Appropriation de l’espace de vie et confort d’usage
Ce changement de paradigme atteint finalement, mais depuis peu, un nouveau cycle : après la réflexion sur un développement différencié des espaces nouveaux, il est temps de s’intéresser à l’existant, dans un contexte de remise en question inéluctable. La nécessité de repenser les zones commerciales existantes s’intensifie face à des contraintes réglementaires imminentes.
Les mises à niveau énergétiques et environnementales, viennent questionner un modèle qui avait jusqu’alors résister à l’argumentaire, soulignant l’urgence et l’inévitabilité de la requalification des zones commerciales.
Prendre en charge la mutation de ces zones ne peut se faire sans travailler sur les mobilités, mais dans le même temps ce prisme n’apparaît pas comme suffisant. Pourquoi ?
- D’une part, la dimension monofonctionnelle des espaces favorise l’usage de la voiture (urbanisme des longues distances), et pour agir sur ce point c’est bien la programmation d’ensemble de ces zones qu’il faut revoir ;
- D’autre part, contrairement à d’autres projets, la propriété foncière de ces espaces y compris des voiries internes (simple ou atomisée), ne permet pas à la puissance publique de faire valoir ses règles du jeu pour promouvoir des modes moins carbonés.
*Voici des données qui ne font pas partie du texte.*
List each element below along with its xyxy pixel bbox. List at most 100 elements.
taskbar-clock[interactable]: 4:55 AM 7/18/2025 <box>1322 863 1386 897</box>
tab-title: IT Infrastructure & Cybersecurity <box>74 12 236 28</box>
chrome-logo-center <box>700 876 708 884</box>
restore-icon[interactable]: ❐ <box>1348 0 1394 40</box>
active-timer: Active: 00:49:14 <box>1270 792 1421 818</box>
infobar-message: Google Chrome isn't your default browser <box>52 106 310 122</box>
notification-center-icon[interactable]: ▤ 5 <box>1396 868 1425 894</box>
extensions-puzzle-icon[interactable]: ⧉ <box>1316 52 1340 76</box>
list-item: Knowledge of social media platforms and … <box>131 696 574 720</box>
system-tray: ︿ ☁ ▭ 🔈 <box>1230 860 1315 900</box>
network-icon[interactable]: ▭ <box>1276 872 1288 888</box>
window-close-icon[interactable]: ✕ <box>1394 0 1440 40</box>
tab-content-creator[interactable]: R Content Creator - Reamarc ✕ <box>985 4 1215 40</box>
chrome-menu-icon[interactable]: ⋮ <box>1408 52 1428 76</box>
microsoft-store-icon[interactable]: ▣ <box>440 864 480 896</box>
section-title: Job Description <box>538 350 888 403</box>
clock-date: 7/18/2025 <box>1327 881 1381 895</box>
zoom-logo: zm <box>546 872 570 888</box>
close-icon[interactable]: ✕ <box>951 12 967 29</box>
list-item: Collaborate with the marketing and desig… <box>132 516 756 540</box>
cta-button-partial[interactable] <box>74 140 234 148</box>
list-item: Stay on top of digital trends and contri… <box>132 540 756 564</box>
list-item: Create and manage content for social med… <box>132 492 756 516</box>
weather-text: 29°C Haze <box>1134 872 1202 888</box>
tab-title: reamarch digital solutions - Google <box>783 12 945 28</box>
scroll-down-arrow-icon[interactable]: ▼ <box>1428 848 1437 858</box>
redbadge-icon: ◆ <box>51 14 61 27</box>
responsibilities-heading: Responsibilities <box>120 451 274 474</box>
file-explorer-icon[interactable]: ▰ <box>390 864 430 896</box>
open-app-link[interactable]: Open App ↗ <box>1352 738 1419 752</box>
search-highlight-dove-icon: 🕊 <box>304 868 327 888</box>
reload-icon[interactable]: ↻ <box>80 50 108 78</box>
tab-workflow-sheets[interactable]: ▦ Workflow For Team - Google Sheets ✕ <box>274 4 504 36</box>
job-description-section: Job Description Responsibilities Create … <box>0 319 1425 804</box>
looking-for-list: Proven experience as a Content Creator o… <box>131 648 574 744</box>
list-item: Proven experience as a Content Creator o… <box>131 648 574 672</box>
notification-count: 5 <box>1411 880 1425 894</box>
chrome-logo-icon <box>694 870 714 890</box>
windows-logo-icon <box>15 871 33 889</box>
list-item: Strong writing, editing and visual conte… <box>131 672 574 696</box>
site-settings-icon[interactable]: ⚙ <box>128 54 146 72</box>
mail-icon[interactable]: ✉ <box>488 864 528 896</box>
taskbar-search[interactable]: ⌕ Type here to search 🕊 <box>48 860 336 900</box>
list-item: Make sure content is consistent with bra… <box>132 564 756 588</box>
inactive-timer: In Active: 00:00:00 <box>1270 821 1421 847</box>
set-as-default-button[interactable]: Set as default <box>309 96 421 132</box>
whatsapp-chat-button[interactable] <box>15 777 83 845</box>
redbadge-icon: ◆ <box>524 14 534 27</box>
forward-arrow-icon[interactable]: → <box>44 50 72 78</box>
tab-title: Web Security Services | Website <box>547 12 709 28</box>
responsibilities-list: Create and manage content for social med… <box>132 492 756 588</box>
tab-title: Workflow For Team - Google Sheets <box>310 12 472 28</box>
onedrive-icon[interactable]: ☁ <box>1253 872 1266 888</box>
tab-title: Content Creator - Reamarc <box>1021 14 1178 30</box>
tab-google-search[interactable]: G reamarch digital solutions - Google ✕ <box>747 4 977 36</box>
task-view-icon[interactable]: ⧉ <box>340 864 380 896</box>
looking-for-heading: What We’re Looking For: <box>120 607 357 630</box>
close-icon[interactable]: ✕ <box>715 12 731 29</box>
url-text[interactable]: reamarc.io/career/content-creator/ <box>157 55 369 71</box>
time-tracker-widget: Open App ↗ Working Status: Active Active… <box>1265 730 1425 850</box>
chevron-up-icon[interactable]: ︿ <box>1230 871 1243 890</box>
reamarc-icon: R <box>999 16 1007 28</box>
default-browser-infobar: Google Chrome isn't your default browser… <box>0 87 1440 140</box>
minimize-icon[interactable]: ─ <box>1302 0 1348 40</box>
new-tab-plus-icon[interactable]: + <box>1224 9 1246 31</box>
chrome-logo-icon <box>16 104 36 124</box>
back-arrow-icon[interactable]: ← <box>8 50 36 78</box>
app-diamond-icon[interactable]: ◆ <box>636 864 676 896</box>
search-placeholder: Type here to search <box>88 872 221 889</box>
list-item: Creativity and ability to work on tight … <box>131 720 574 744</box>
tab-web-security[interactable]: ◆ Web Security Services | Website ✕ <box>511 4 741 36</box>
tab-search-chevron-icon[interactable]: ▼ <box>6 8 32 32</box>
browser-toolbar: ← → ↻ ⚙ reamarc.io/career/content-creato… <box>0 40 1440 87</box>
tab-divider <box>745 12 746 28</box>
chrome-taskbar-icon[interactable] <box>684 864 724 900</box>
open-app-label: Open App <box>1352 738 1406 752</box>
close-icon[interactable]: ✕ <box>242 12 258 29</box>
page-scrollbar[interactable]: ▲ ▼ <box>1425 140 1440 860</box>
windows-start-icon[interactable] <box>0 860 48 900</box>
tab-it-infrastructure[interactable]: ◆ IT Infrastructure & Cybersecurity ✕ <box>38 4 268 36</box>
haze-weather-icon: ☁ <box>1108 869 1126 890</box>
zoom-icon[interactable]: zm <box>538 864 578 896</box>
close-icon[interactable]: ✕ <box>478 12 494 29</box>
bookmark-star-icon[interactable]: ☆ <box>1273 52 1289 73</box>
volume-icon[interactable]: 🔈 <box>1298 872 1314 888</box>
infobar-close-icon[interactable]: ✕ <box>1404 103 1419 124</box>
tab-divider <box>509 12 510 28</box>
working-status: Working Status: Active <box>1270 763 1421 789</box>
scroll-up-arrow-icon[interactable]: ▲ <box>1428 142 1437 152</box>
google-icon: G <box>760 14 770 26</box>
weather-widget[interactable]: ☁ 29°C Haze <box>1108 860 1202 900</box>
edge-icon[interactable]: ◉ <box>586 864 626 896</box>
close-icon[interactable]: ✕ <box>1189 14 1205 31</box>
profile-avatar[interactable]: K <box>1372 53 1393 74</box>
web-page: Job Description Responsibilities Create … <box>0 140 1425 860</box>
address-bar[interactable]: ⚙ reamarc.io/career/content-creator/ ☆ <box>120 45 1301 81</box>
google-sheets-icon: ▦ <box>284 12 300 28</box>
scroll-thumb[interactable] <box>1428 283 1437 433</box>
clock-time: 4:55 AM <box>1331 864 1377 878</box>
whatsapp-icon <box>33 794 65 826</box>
Une nouvelle approche intégrée est donc nécessaire pour aborder ces espaces commerciaux de périphérie et d’entrée de villes:
- Plurifonctionnelle, avec une programmation qui permet de proposer logements, commerces, services, équipements publics et espace public, incluant donc une mutualisation du stationnement pour différents usages et une approche des besoins logistiques fine ;
- Mobilitaire en requestionnant la place de la voiture dans la desserte de ces zones (conception des espaces publics, desserte en transports en commun, aménagements pour les modes actifs, accès logistiques…) ;
- « Déscalée », en changeant d’échelles et en intégrant les nouvelles dynamiques commerciales plus largement y compris celles de centre-ville pour retrouver de nouveaux équilibres ;
- Concertée, avec la mise en place de dispositifs permettant une dynamique de dialogue et d’action de long terme, incluant une réflexion sur les domanialités ;
- Paysagère et urbaine, proposant une réelle intégration des espaces environnants et de la compréhension du fonctionnement du site.